Low-risk to causing an infection.

However, can be at risk of inducing low immunogenecity.

Requires adjuvants and multiple vaccine shots.

EXAMPLE POLIOMYELITUS VACCINE

(SV40 due to monkey culture)

Question 37

What are the pros and cons of Subunit vaccines?

Answer 37

EXAMPLE = HEP B

Low risk of a secondary reaction.

IMMUNOCOMPROMISED people can use!

Can be difficult to produce - stabilisation of relevant antigen

Low immunogenecity - induce a weaker immune response by lacking pathogens full structure.

Requires adjuvants to enhance immune response - can introduce side effects.

Genetic code for antigen is inserted into yeast cell - allowed to ferment, mass produce and then lysed.

Question 38

What are the pros and cons of living attenuated vaccines

Answer 38

MMR, measles, mumps

Can provide lasting protection after single/two doses.
= Fewer doses
As closely mimics the natural infection

Induces humoral (IgG and cell mediated immunity)

Reduced cost.

In vulnerable individuals, there is a risk of reversion to pathogenic form.

Rquires freezing/freeze-drying.

Pathogen is grown in non-ideal conditions/genetically modified to reduce virulence.

Question 39

What are pros and cons of Inactivated vaccines?

Answer 39

DIPTHERIA

Cannot propagate.

Stable and easier to distribute.

However can require multiple shots and adjuvants.

Question 40

What is the process of an mRNA vaccine?

Answer 40

COVD-19 vaccine

mRNA expressing the antigen of interest/covid spike protein.

mRNA is modified so that it is more stable and avoids non-specific immune reactions..

mRNA encapsulated in vector of lipid nanoparticles

But requires very cold freezing storage.

Question 41

What are replicative vs non-replicative viruses vaccines?

Answer 41

Replicative viruses are modifeid, non-pathogenic forms of virus.

Virus penetrates cells to produce antigens.

= A living, attenuated vaccine.
= Measles

Non-replicative viruses are modified so that they do not replicate, but can still penetrate cells to produce antigens.

= Adenovirus.

Question 42

What are the benefits of vaccines?

Answer 42

Elimination of infectious agents - eradication of smallpox.

Radical reduction in high rate of mortality diseases…. Polio, measles.
Particularly for children.

Preventative - reduces use of antibiotics and other treatments.

Control of epidemics and protection against specific disease.

Question 43

What are and How to form inactivated vaccines?

Answer 43

Cholera vaccine

An inactivated/killed pathogen to trigger an immune response without causing disease.

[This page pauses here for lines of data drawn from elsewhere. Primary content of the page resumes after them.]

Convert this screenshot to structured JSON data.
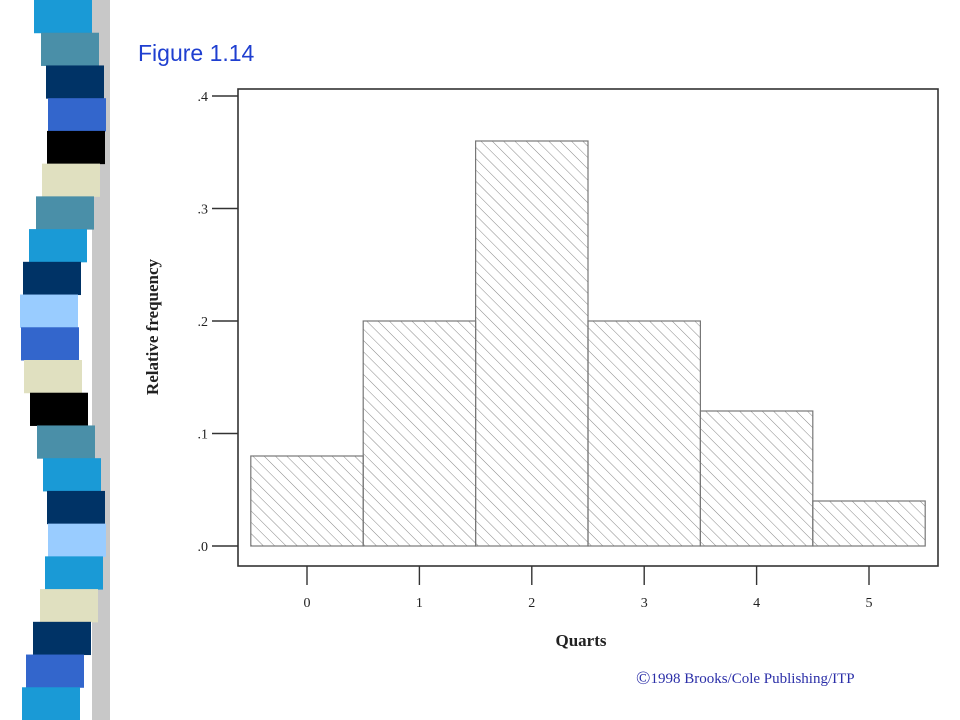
{
  "slide": {
    "title": "Figure 1.14",
    "copyright_symbol": "©",
    "copyright_text": "1998 Brooks/Cole Publishing/ITP",
    "title_color": "#1f3fd0",
    "copyright_color": "#2b2fa8",
    "stripe_colors": [
      "#1a9ad6",
      "#4a8fa8",
      "#003366",
      "#3366cc",
      "#000000",
      "#e0e0c0",
      "#4a8fa8",
      "#1a9ad6",
      "#003366",
      "#99ccff",
      "#3366cc",
      "#e0e0c0",
      "#000000",
      "#4a8fa8",
      "#1a9ad6",
      "#003366",
      "#99ccff",
      "#1a9ad6",
      "#e0e0c0",
      "#003366",
      "#3366cc",
      "#1a9ad6"
    ]
  },
  "chart_data": {
    "type": "bar",
    "title": "",
    "categories": [
      "0",
      "1",
      "2",
      "3",
      "4",
      "5"
    ],
    "values": [
      0.08,
      0.2,
      0.36,
      0.2,
      0.12,
      0.04
    ],
    "xlabel": "Quarts",
    "ylabel": "Relative frequency",
    "ylim": [
      0,
      0.4
    ],
    "yticks": [
      0,
      0.1,
      0.2,
      0.3,
      0.4
    ],
    "ytick_labels": [
      ".0",
      ".1",
      ".2",
      ".3",
      ".4"
    ],
    "bar_fill": "diagonal hatch",
    "grid": false,
    "legend": "none"
  }
}
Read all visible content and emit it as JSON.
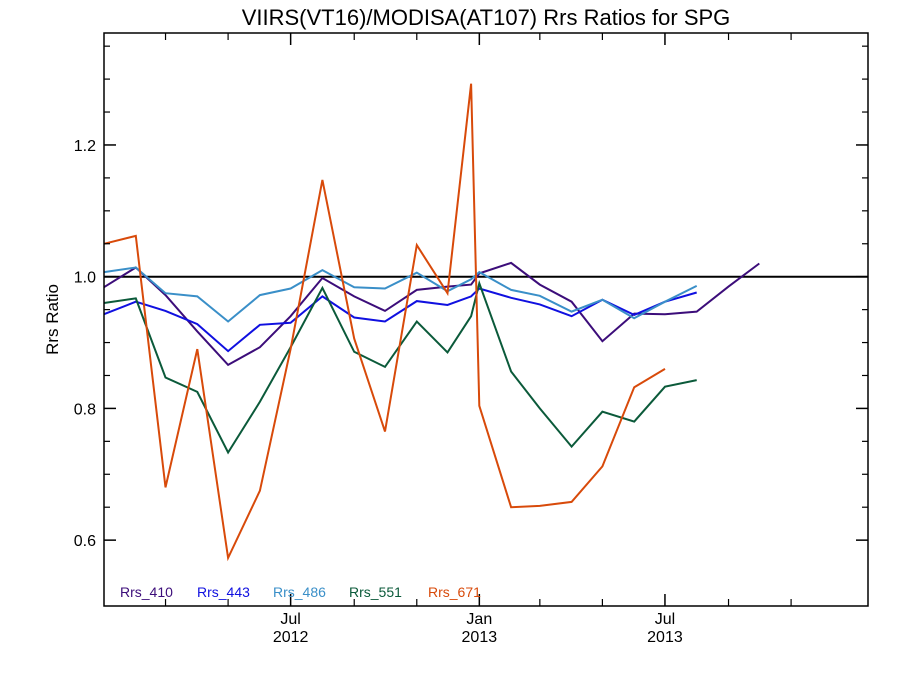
{
  "chart_data": {
    "type": "line",
    "title": "VIIRS(VT16)/MODISA(AT107)  Rrs Ratios for SPG",
    "xlabel": "",
    "ylabel": "Rrs Ratio",
    "xlim": [
      "2012-01-01",
      "2014-01-15"
    ],
    "ylim": [
      0.5,
      1.37
    ],
    "grid": false,
    "legend_position": "bottom-left",
    "reference_line": 1.0,
    "y_ticks": [
      0.6,
      0.8,
      1.0,
      1.2
    ],
    "y_tick_labels": [
      "0.6",
      "0.8",
      "1.0",
      "1.2"
    ],
    "x_tick_labels": [
      {
        "date": "2012-07-01",
        "line1": "Jul",
        "line2": "2012"
      },
      {
        "date": "2013-01-01",
        "line1": "Jan",
        "line2": "2013"
      },
      {
        "date": "2013-07-01",
        "line1": "Jul",
        "line2": "2013"
      }
    ],
    "x_minor_ticks": [
      "2012-03-01",
      "2012-05-01",
      "2012-09-01",
      "2012-11-01",
      "2013-03-01",
      "2013-05-01",
      "2013-09-01",
      "2013-11-01"
    ],
    "x": [
      "2012-01-01",
      "2012-02-01",
      "2012-03-01",
      "2012-04-01",
      "2012-05-01",
      "2012-06-01",
      "2012-07-01",
      "2012-08-01",
      "2012-09-01",
      "2012-10-01",
      "2012-11-01",
      "2012-12-01",
      "2012-12-24",
      "2013-01-01",
      "2013-02-01",
      "2013-03-01",
      "2013-04-01",
      "2013-05-01",
      "2013-06-01",
      "2013-07-01",
      "2013-08-01",
      "2013-09-01",
      "2013-10-01",
      "2013-11-01",
      "2013-12-01",
      "2014-01-01",
      "2014-01-15"
    ],
    "series": [
      {
        "name": "Rrs_410",
        "color": "#3c0d7a",
        "values": [
          0.984,
          1.014,
          0.972,
          0.917,
          0.866,
          0.893,
          0.94,
          0.998,
          0.97,
          0.948,
          0.98,
          0.985,
          0.988,
          1.005,
          1.021,
          0.988,
          0.962,
          0.902,
          0.944,
          0.943,
          0.947,
          0.985,
          1.02,
          null,
          null,
          null,
          null
        ]
      },
      {
        "name": "Rrs_443",
        "color": "#1010e0",
        "values": [
          0.943,
          0.962,
          0.948,
          0.928,
          0.887,
          0.927,
          0.93,
          0.97,
          0.938,
          0.932,
          0.963,
          0.957,
          0.97,
          0.982,
          0.968,
          0.958,
          0.94,
          0.965,
          0.942,
          0.962,
          0.976,
          null,
          null,
          null,
          null,
          null,
          null
        ]
      },
      {
        "name": "Rrs_486",
        "color": "#3a8fc8",
        "values": [
          1.007,
          1.014,
          0.975,
          0.97,
          0.932,
          0.972,
          0.982,
          1.01,
          0.984,
          0.982,
          1.006,
          0.978,
          0.996,
          1.007,
          0.98,
          0.971,
          0.947,
          0.965,
          0.937,
          0.962,
          0.986,
          null,
          null,
          null,
          null,
          null,
          null
        ]
      },
      {
        "name": "Rrs_551",
        "color": "#0b5a3a",
        "values": [
          0.96,
          0.967,
          0.847,
          0.825,
          0.733,
          0.81,
          0.893,
          0.983,
          0.886,
          0.863,
          0.932,
          0.885,
          0.94,
          0.99,
          0.856,
          0.8,
          0.742,
          0.795,
          0.78,
          0.833,
          0.843,
          null,
          null,
          null,
          null,
          null,
          null
        ]
      },
      {
        "name": "Rrs_671",
        "color": "#d84a0a",
        "values": [
          1.05,
          1.062,
          0.68,
          0.89,
          0.573,
          0.675,
          0.89,
          1.147,
          0.906,
          0.765,
          1.048,
          0.975,
          1.293,
          0.804,
          0.65,
          0.652,
          0.658,
          0.712,
          0.832,
          0.86,
          null,
          null,
          null,
          null,
          null,
          null,
          null
        ]
      }
    ]
  }
}
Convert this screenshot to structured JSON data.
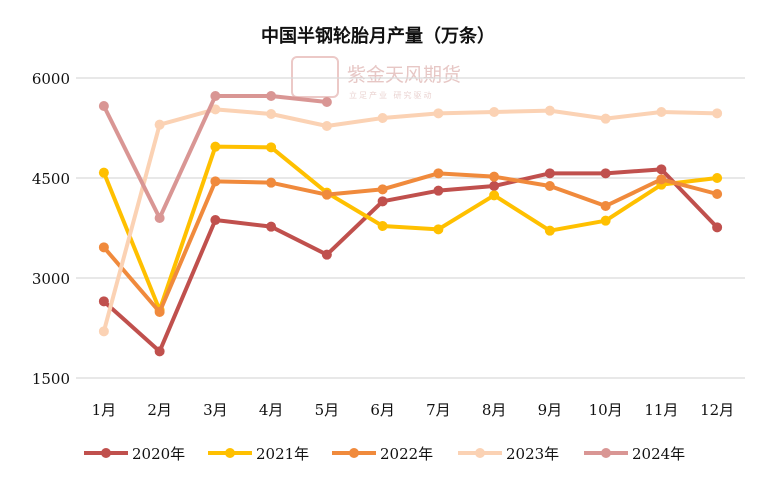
{
  "chart_data": {
    "type": "line",
    "title": "中国半钢轮胎月产量（万条）",
    "xlabel": "",
    "ylabel": "",
    "categories": [
      "1月",
      "2月",
      "3月",
      "4月",
      "5月",
      "6月",
      "7月",
      "8月",
      "9月",
      "10月",
      "11月",
      "12月"
    ],
    "ylim": [
      1500,
      6000
    ],
    "yticks": [
      1500,
      3000,
      4500,
      6000
    ],
    "grid": true,
    "legend_position": "bottom",
    "series": [
      {
        "name": "2020年",
        "color": "#c0504d",
        "values": [
          2650,
          1900,
          3870,
          3770,
          3350,
          4150,
          4310,
          4380,
          4570,
          4570,
          4630,
          3760
        ]
      },
      {
        "name": "2021年",
        "color": "#ffc000",
        "values": [
          4580,
          2520,
          4970,
          4960,
          4280,
          3780,
          3730,
          4240,
          3710,
          3860,
          4400,
          4500
        ]
      },
      {
        "name": "2022年",
        "color": "#f08a3c",
        "values": [
          3460,
          2490,
          4450,
          4430,
          4250,
          4330,
          4570,
          4520,
          4380,
          4080,
          4480,
          4260
        ]
      },
      {
        "name": "2023年",
        "color": "#fbd2b4",
        "values": [
          2200,
          5300,
          5530,
          5460,
          5280,
          5400,
          5470,
          5490,
          5510,
          5390,
          5490,
          5470
        ]
      },
      {
        "name": "2024年",
        "color": "#d99694",
        "values": [
          5580,
          3900,
          5730,
          5730,
          5640,
          null,
          null,
          null,
          null,
          null,
          null,
          null
        ]
      }
    ]
  },
  "watermark": {
    "name": "紫金天风期货",
    "subtitle": "立足产业 研究驱动",
    "seal": "紫金天风"
  }
}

Inactivated so it cannot replicate.

Formaledhyde, heat/radiation etc.

Question 44

What are toxoid vaccines?

Answer 44

Toxoid vaccines are attenuated, inactivated form of toxins used to prevent recipient from disease, but not infection…

Tetanus toxin - inactivated with formaledhyde.

Activation of B cell, IgG humoral response to antigenic part of toxoid.